La normativa sui conti dormienti

Se, viceversa, sul fondo in questione non viene eseguita alcuna operazione, trascorsi dieci anni esso diventa un conto dormiente. Fino al 2007, la procedura di custodia del conto dimenticato era particolarmente oscura ma, con le modifiche apportate dalla Finanziaria 2006 e rese operative dall'anno dopo, è stato stabilito che le somme non rivendicate confluiscano all'interno di un fondo destinato alle vittime dei crack finanziari e gestito dal Ministero dell'Economia e delle Finanze. Se però il proprietario o un suo erede richiede di rientrare in possesso del denaro, recuperare i soldi è possibile.

Step 1: come sapere se esiste un conto dormiente

Spesso accade che di un deposito se ne perda del tutto traccia, magari perché posseduto da un parente che non ne ha fatto mai menzione prima di decedere o, semplicemente, a causa di dimenticanza.
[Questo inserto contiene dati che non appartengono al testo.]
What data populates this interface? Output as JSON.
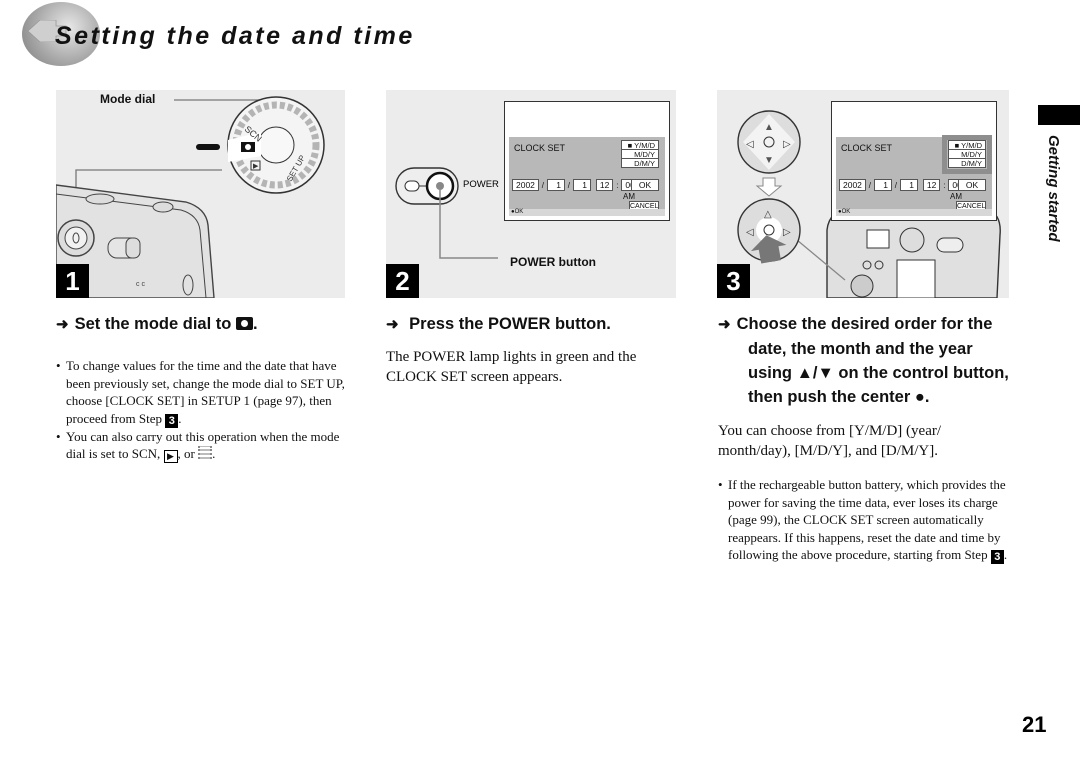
{
  "page": {
    "title": "Setting the date and time",
    "side_tab_label": "Getting started",
    "page_number": "21"
  },
  "step1": {
    "number": "1",
    "callout_label": "Mode dial",
    "dial_labels": {
      "scn": "SCN",
      "setup": "SET UP"
    },
    "heading": "Set the mode dial to",
    "heading_icon": "camera-icon",
    "bullets": [
      {
        "text_before": "To change values for the time and the date that have been previously set, change the mode dial to SET UP, choose [CLOCK SET] in SETUP 1 (page 97), then proceed from Step",
        "step_ref": "3",
        "text_after": "."
      },
      {
        "text_before": "You can also carry out this operation when the mode dial is set to SCN,",
        "icon1": "play-icon",
        "middle": ", or",
        "icon2": "movie-icon",
        "text_after": "."
      }
    ]
  },
  "step2": {
    "number": "2",
    "power_label": "POWER",
    "callout_label": "POWER button",
    "heading": "Press the POWER button.",
    "body": "The POWER lamp lights in green and the CLOCK SET screen appears."
  },
  "step3": {
    "number": "3",
    "heading": "Choose the desired order for the date, the month and the year using ▲/▼ on the control button, then push the center ●.",
    "body": "You can choose from [Y/M/D] (year/ month/day), [M/D/Y], and [D/M/Y].",
    "bullet_before": "If the rechargeable button battery, which provides the power for saving the time data, ever loses its charge (page 99), the CLOCK SET screen automatically reappears. If this happens, reset the date and time by following the above procedure, starting from Step",
    "bullet_ref": "3",
    "bullet_after": "."
  },
  "clock_screen": {
    "title": "CLOCK SET",
    "options": [
      "Y/M/D",
      "M/D/Y",
      "D/M/Y"
    ],
    "selected_option": "Y/M/D",
    "year": "2002",
    "month": "1",
    "day": "1",
    "hour": "12",
    "minute": "00",
    "ampm": "AM",
    "ok_label": "OK",
    "cancel_label": "CANCEL",
    "footer": "●OK"
  }
}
In questi casi basta collegarsi sul sito della Consap – ente totalmente partecipato del MEF – e scoprire se effettivamente esistano conti dormienti intestati a noi.

Verificata l'esistenza di un deposito a nostro vantaggio, sempre attraverso il portale, è possibile reperire la domanda di rimborso, corredata dagli allegati e dalle documentazioni necessarie: documento in conto di validità, Codice Fiscale, copia originale dell'attestazione rilasciata dalla banca che gestisce il deposito e, in caso di conto ereditato, dichiarazione di atto sostitutivo di notorietà. Stampati e compilati i moduli, occorre trasmetterli tramite raccomandata A/R all'indirizzo CONSAP S.p.A. Rif. Rapporti Dormienti- V. Yser 14 – 00198 Roma. A quel punto – ammesso che la procedura scorra senza intoppi, cosa tutt'altro che scontata – sarà sufficiente eseguire un estratto conto per 'resuscitare' il proprio deposito.
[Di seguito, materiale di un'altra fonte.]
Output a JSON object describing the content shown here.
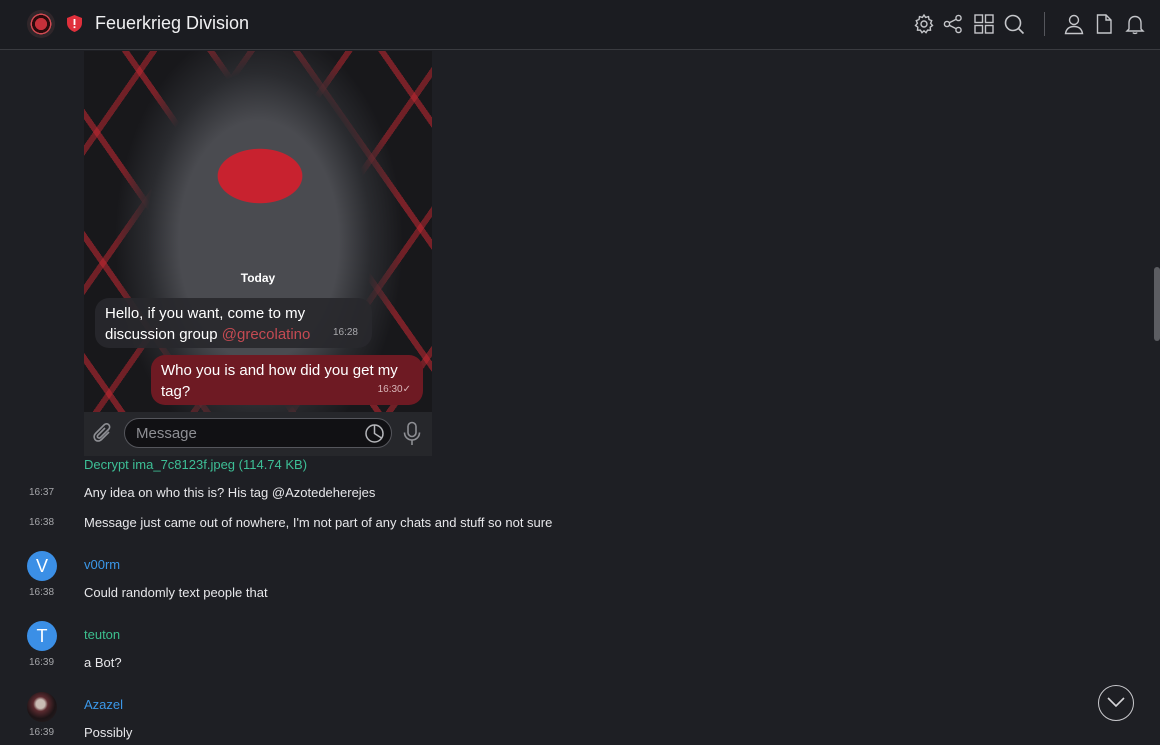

Recuperare assegni e buoni fruttiferi

Nel caso in cui dobbiate recuperare un assegno circolare, il tempo a disposizione è di 3 anni, scaduti i quali non sarà più possibile richiedere di incassare l'assegno. In tal caso, la soluzione consiste nel ricontattare l'esecutore dell'assegno e chiedergli di sottoscriverne uno nuovo.
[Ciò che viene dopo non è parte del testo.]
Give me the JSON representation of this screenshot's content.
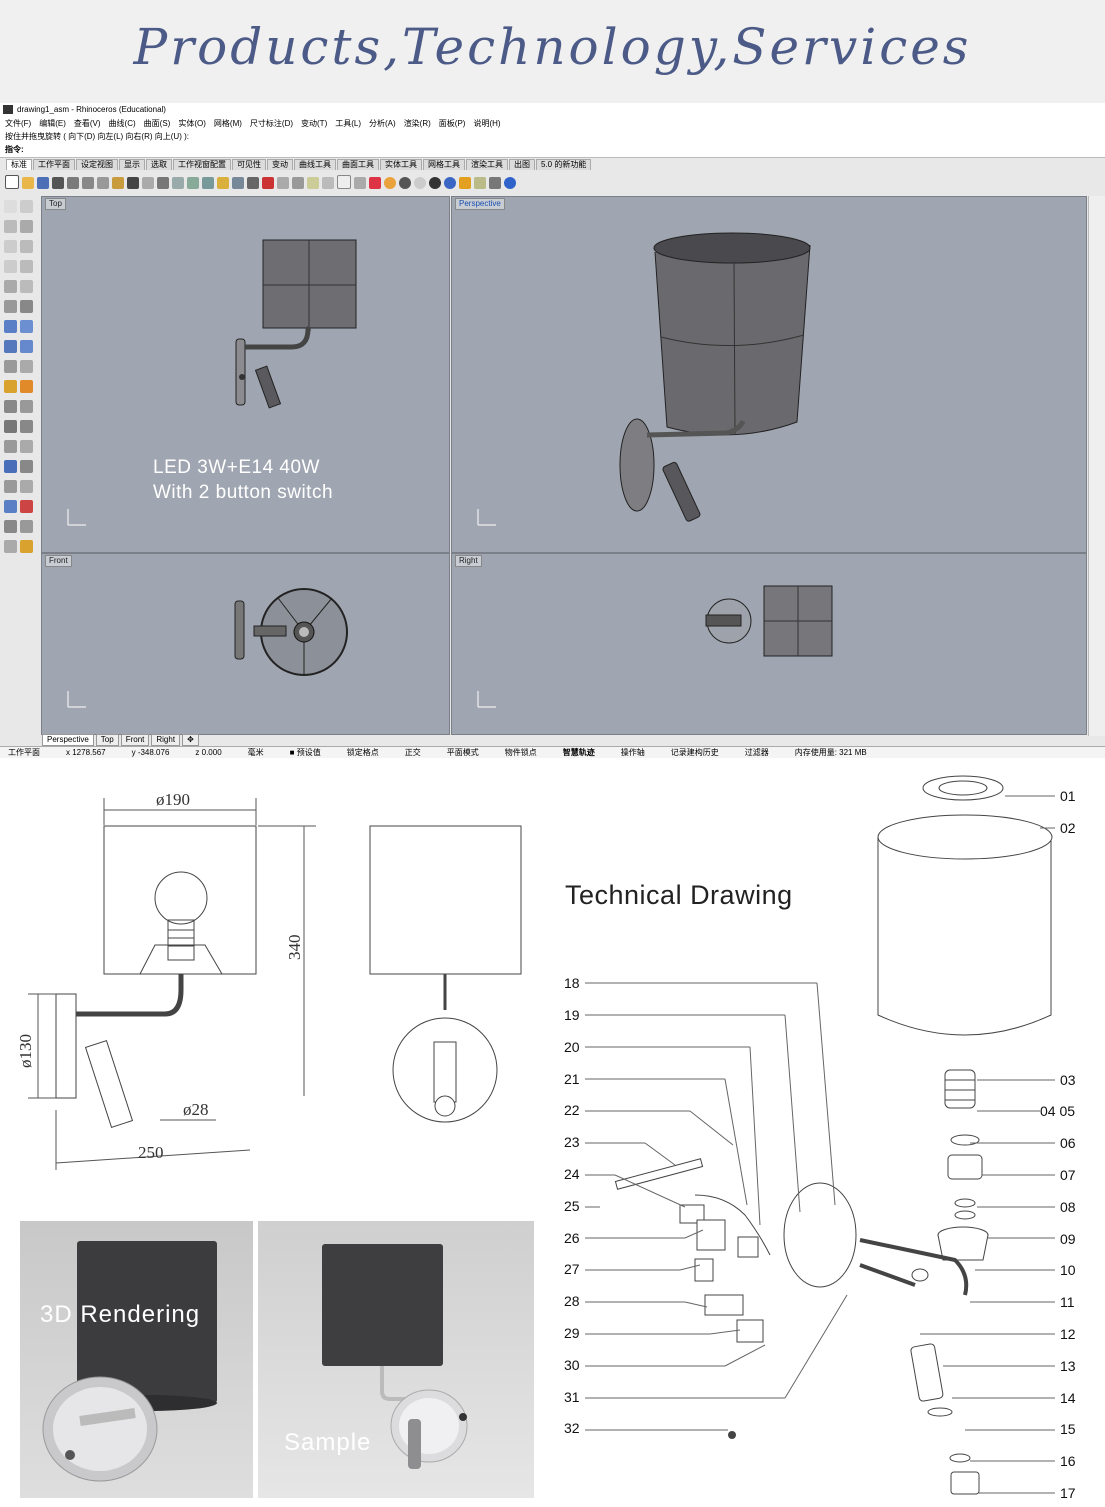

Per ciò che riguarda i buoni fruttiferi postali, invece, non è possibile seguire le medesime procedure previste per i conti dormienti. In tal caso, invece, occorre richiedere la duplicazione dei buoni tramite procedura di ammortamento, eseguibile in qualsiasi ufficio postale, sia che si tratti di smarrimento, di distruzione o di sottrazione del fondo.